When in Doubt, Cite the Record

I wouldn’t want to be the lawyer who not only lost the appeal with a PCA, but also got admonished for not following the rules and properly citing to the record. Fla. R. App. P. 9.210(b)(2), people. It’s not just for breakfast any more. Siforov v. HSCB Bank, USA, No. 3D08-2895 (Fla. 3d DCA July 28, 2010).

Appendix, Please

The appendix requirement of Florida Rule of Appellate Procedure 9.220 is not just an afterthought, it’s a necessity. When you are asking the Court to review a non-final order, in particular, the appendix is essential: The appellate court is not sent the record, and is counting on the litigants to provide it with copies of the pleadings, transcripts, and other relevant documents that were before the trial court.

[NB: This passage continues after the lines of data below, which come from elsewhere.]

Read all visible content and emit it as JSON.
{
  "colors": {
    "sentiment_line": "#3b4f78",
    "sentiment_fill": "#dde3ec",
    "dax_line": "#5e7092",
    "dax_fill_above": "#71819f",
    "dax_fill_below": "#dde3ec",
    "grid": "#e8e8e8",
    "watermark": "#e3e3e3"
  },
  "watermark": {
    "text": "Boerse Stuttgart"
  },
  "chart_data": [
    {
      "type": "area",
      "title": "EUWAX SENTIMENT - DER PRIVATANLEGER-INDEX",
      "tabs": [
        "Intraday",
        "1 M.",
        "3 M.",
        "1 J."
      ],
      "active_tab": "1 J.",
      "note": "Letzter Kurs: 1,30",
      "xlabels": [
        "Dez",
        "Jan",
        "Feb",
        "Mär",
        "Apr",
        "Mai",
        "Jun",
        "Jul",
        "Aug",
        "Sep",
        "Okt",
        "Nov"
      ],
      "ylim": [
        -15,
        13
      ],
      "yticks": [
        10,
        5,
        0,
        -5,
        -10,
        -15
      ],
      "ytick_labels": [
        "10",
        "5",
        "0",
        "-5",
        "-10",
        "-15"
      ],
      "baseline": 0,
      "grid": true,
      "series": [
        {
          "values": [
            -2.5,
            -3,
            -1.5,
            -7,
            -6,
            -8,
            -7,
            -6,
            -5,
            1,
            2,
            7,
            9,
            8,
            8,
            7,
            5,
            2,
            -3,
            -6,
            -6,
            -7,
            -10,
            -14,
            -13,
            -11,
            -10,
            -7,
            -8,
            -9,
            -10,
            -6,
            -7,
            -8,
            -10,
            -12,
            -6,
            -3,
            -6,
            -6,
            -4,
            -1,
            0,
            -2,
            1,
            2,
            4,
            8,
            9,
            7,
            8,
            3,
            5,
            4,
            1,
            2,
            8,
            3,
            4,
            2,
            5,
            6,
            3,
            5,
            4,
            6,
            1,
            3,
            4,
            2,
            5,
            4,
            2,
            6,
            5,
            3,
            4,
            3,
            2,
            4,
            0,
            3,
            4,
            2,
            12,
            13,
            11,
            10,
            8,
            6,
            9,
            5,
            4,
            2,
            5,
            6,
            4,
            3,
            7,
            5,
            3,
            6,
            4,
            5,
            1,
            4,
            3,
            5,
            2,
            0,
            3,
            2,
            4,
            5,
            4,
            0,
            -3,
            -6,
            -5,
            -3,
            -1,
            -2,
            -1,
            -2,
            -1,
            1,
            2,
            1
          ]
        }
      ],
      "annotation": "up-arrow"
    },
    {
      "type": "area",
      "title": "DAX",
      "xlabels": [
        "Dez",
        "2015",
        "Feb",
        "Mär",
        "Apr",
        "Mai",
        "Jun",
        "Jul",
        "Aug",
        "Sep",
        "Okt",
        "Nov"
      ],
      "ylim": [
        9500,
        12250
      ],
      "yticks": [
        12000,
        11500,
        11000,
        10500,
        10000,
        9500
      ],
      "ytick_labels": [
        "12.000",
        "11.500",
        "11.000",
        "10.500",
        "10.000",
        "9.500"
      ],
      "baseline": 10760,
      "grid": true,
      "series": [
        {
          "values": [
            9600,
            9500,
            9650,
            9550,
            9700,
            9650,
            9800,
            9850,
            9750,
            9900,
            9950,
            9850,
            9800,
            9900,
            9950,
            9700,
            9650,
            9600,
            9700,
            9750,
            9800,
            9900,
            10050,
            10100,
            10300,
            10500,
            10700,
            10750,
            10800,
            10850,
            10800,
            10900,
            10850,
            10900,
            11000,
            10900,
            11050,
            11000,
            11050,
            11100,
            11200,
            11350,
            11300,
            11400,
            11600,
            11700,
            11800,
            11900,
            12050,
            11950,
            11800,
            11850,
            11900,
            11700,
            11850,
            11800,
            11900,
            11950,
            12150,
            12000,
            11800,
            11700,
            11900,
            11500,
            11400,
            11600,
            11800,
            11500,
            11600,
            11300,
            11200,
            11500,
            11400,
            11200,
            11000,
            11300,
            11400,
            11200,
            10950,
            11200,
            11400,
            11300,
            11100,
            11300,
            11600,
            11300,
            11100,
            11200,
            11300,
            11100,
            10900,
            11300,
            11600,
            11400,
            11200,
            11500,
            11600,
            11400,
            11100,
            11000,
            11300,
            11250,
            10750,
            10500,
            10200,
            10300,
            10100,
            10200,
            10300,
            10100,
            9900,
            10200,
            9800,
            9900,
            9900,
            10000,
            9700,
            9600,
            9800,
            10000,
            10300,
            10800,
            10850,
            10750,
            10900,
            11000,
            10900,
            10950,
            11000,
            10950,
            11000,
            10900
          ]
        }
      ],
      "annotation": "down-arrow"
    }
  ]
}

And if you don’t serve an appendix with your brief, as required by Rule 9.130(e)? The Third DCA will affirm the holding below. Reliance Property Management, Inc. v. Transportation Equipment Specialists, Inc., No. 3D09-411 (Feb. 24, 2010)[/pdf].

Appealing Confirmation of an Arbitration Award? No Rule, No Jurisdiction

The Third District Court of Appeal held (.pdf) it has no jurisdiction to review a trial court order confirming an arbitration award. What makes the case slightly interesting is that there is a provision of the Arbitration Code, Section 682.20, Fla. Stat., that purports to specifically allow such appeals. The Court joined its sister District, however, in holding that the statute doesn’t meet the jurisdictional requirements of the Florida Constitution, which holds that review of non final orders can be made only ‘the extent provided by rules adopted by the supreme court.’ Without a Florida Rule of Appellate Procedure, there is no jurisdiction.